Yes, I'd love to be rich, but will probably never think of myself as rich so that I don't get caught up in the hype of spendings lots of money for big screen tvs, $2000 bags, $600 shoes and other status symbols. Not even, if my net worth was over $5 million.

Yes, Anon is right: a $200K income but nearly that much in student loan debt does not rich make, especially in Manhattan. I made more than that last year and I live in an apartment of about 275 sq ft.

Although I will say one feels a lot more comfortable with that extra $2500 going into voluntary accelerated debt repayment than not having it at all. That degree of security is definitely valuable, and part of what I would consider being rich--the sense that you definitely have more than enough income to meet your monthly needs and emergencies. Of course, if you're frugal enough, you can achieve *that* feeling on a significantly lower salary!

I was amused to see this - and am quite appreciative of it!

Years ago, I mentioned to my then MIL that she was rich (they live on the rich side of Ft Lauderdale, which only has rich and poor (who serve/work for the rich) - not much of a middle class anywhere to be seen).

Despite the fact their home is worth $1M, her husband had started out in the military as a doctor, then moved to Ft Lauderdale and was a specialist (ENT) and made money then from investments in real estate (oh, he did lose a lot - over $1M one year - once) and other things, her reply to me was shocking (but now well-explained above): "OH, we're not RICH - we know people who have a lot more than us - THEY're RICH!"

I guess I go by how the majority of people live. They wanted for nothing, but then we can always want more. Her point of comparison was Dave Thomas, founder of Wendy's, who then lived in a gated community down the street from them. I guess there are a lot of CEOs of companies out there. Interesting how upper management is getting bonuses these days as lay-offs are happening within their companies. Plus the lay-off packages (one year's pay) is not a bad way to leave a company. I'd gladly go for one year's pay. Who else would be willing to do that? That might be an interesting topic for next week...feel free to use it if you like it.

I remember a great quote from the Cosby show:
Claire Huxtable (the mom) said something to the effect of "your father and I are not rich. We work very hard for our money. You are rich only if your money works for you."

If you have to wake up every morning and go to work, attend meetings, and brave traffic, is it any wonder why people don't feel rich. Of course it's subjective. You could quit, move somewhere cheaper, and live off of the interest/dividends of the money you've amassed. However I'd venture to say most people in the U.S. don't want to sacrifice to feel rich because it goes against what they understand rich to be: no sacrifices.

You're rich when you can support the lifestyle of your preference indefinitely without the need for earned income. You don't have to _actually_ quit working to qualify, but as long as doing so would mean either dipping into capital and savings (which isn't sustainable in the long term) or cutting back drastically on your lifestyle, you're not rich.

By that standard, I'm about 2 years away from being rich, and staying on autopilot ought to get me there. Which is pretty darned good for someone who, as recently as 2003, was dead broke.

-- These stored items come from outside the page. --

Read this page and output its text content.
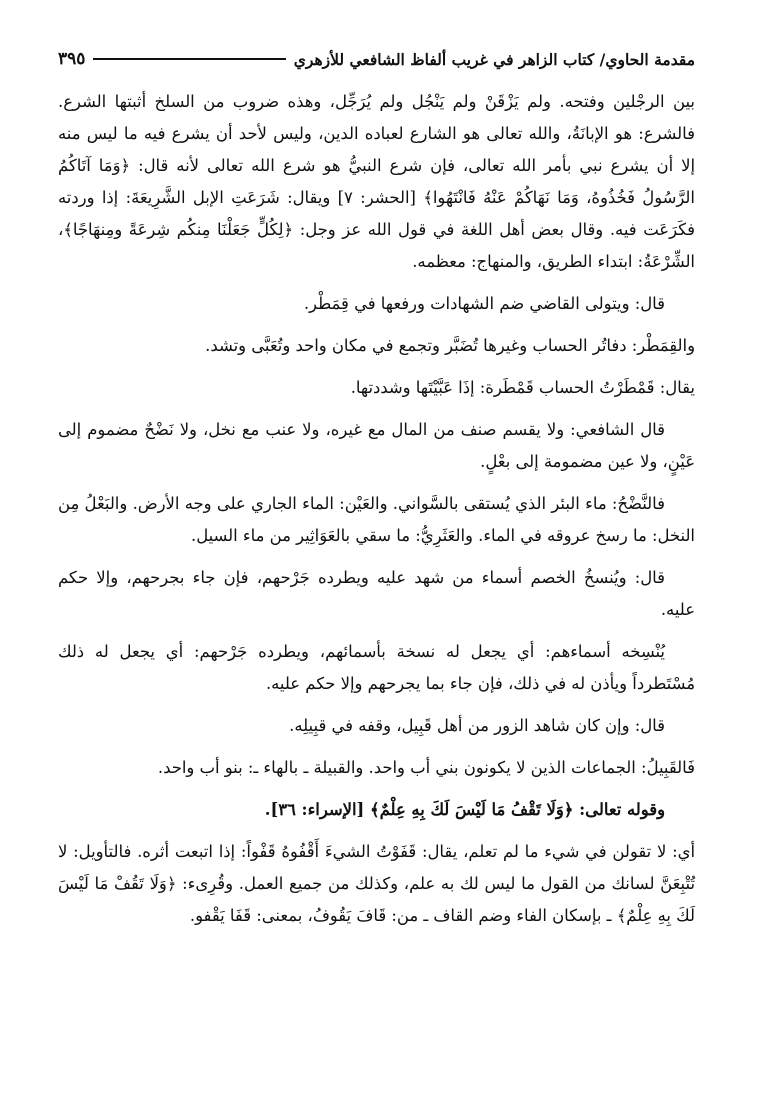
مقدمة الحاوي/ كتاب الزاهر في غريب ألفاظ الشافعي للأزهري
٣٩٥

بين الرجْلين وفتحه. ولم يَزْقَنْ ولم يَنْجُل ولم يُرَجِّل، وهذه ضروب من السلخ أثبتها الشرع. فالشرع: هو الإبانَةُ، والله تعالى هو الشارع لعباده الدين، وليس لأحد أن يشرع فيه ما ليس منه إلا أن يشرع نبي بأمر الله تعالى، فإن شرع النبيُّ هو شرع الله تعالى لأنه قال: ﴿وَمَا آتَاكُمُ الرَّسُولُ فَخُذُوهُ، وَمَا نَهَاكُمْ عَنْهُ فَانْتَهُوا﴾ [الحشر: ٧] ويقال: شَرَعَتِ الإبل الشَّرِيعَةَ: إذا وردته فكَرَعَت فيه. وقال بعض أهل اللغة في قول الله عز وجل: ﴿لِكُلٍّ جَعَلْنَا مِنكُم شِرعَةً ومِنهَاجًا﴾، الشِّرْعَةُ: ابتداء الطريق، والمنهاج: معظمه.

قال: ويتولى القاضي ضم الشهادات ورفعها في قِمَطْر.

والقِمَطْر: دفاتُر الحساب وغيرها تُضَبَّر وتجمع في مكان واحد وتُعَبَّى وتشد.

يقال: قَمْطَرْتُ الحساب قَمْطَرة: إذَا عَبَّيْتَها وشددتها.

قال الشافعي: ولا يقسم صنف من المال مع غيره، ولا عنب مع نخل، ولا نَضْحٌ مضموم إلى عَيْنٍ، ولا عين مضمومة إلى بعْلٍ.

فالنَّضْحُ: ماء البئر الذي يُستقى بالسَّواني. والعَيْن: الماء الجاري على وجه الأرض. والبَعْلُ مِن النخل: ما رسخ عروقه في الماء. والعَثَرِيُّ: ما سقي بالعَوَاثِير من ماء السيل.

قال: ويُنسخُ الخصم أسماء من شهد عليه ويطرده جَرْحهم، فإن جاء بجرحهم، وإلا حكم عليه.

يُنْسِخه أسماءهم: أي يجعل له نسخة بأسمائهم، ويطرده جَرْحهم: أي يجعل له ذلك مُسْتَطرداً ويأذن له في ذلك، فإن جاء بما يجرحهم وإلا حكم عليه.

قال: وإن كان شاهد الزور من أهل قَبِيل، وقفه في قبِيلِه.

فَالقَبِيلُ: الجماعات الذين لا يكونون بني أب واحد. والقبيلة ـ بالهاء ـ: بنو أب واحد.

وقوله تعالى: ﴿وَلَا تَقْفُ مَا لَيْسَ لَكَ بِهِ عِلْمٌ﴾ [الإسراء: ٣٦].

أي: لا تقولن في شيء ما لم تعلم، يقال: قَفَوْتُ الشيءَ أَقْفُوهُ قَفْواً: إذا اتبعت أثره. فالتأويل: لا تُتْبِعَنَّ لسانك من القول ما ليس لك به علم، وكذلك من جميع العمل. وقُرِىء: ﴿وَلَا تَقُفْ مَا لَيْسَ لَكَ بِهِ عِلْمٌ﴾ ـ بإسكان الفاء وضم القاف ـ من: قَافَ يَقُوفُ، بمعنى: قَفَا يَقْفو.
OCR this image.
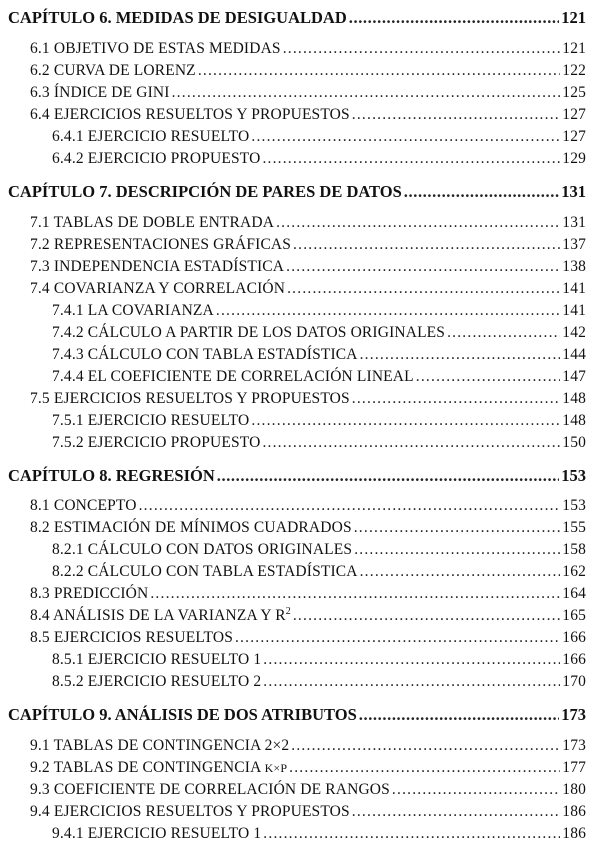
CAPÍTULO 6. MEDIDAS DE DESIGUALDAD .....	121
6.1 OBJETIVO DE ESTAS MEDIDAS .....	121
6.2 CURVA DE LORENZ .....	122
6.3 ÍNDICE DE GINI .....	125
6.4 EJERCICIOS RESUELTOS Y PROPUESTOS .....	127
6.4.1 EJERCICIO RESUELTO .....	127
6.4.2 EJERCICIO PROPUESTO .....	129
CAPÍTULO 7. DESCRIPCIÓN DE PARES DE DATOS .....	131
7.1 TABLAS DE DOBLE ENTRADA .....	131
7.2 REPRESENTACIONES GRÁFICAS .....	137
7.3 INDEPENDENCIA ESTADÍSTICA .....	138
7.4 COVARIANZA Y CORRELACIÓN .....	141
7.4.1 LA COVARIANZA .....	141
7.4.2 CÁLCULO A PARTIR DE LOS DATOS ORIGINALES .....	142
7.4.3 CÁLCULO CON TABLA ESTADÍSTICA .....	144
7.4.4 EL COEFICIENTE DE CORRELACIÓN LINEAL .....	147
7.5 EJERCICIOS RESUELTOS Y PROPUESTOS .....	148
7.5.1 EJERCICIO RESUELTO .....	148
7.5.2 EJERCICIO PROPUESTO .....	150
CAPÍTULO 8. REGRESIÓN .....	153
8.1 CONCEPTO .....	153
8.2 ESTIMACIÓN DE MÍNIMOS CUADRADOS .....	155
8.2.1 CÁLCULO CON DATOS ORIGINALES .....	158
8.2.2 CÁLCULO CON TABLA ESTADÍSTICA .....	162
8.3 PREDICCIÓN .....	164
8.4 ANÁLISIS DE LA VARIANZA Y $R^2$ .....	165
8.5 EJERCICIOS RESUELTOS .....	166
8.5.1 EJERCICIO RESUELTO 1 .....	166
8.5.2 EJERCICIO RESUELTO 2 .....	170
CAPÍTULO 9. ANÁLISIS DE DOS ATRIBUTOS .....	173
9.1 TABLAS DE CONTINGENCIA 2×2 .....	173
9.2 TABLAS DE CONTINGENCIA K×P .....	177
9.3 COEFICIENTE DE CORRELACIÓN DE RANGOS .....	180
9.4 EJERCICIOS RESUELTOS Y PROPUESTOS .....	186
9.4.1 EJERCICIO RESUELTO 1 .....	186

The wealthiest person is not he who has the most but he who needs the least.

Obviously, "rich" is relative to cost of living in your area... But if two people have the same income and one buys a five-year-old car from a private seller, only gets liability insurance on it, buys off-brand food, gets housing with relatively low monthly payments, etc, while one has to feed five kids and a stay-at-home parent, put the kids through college, pay the mortgage of a big house, own two cars that were bought new from a dealership, they're going to feel differently about their money situation. Some of that is unavoidable (feeding the kids), some isn't (expensive cars).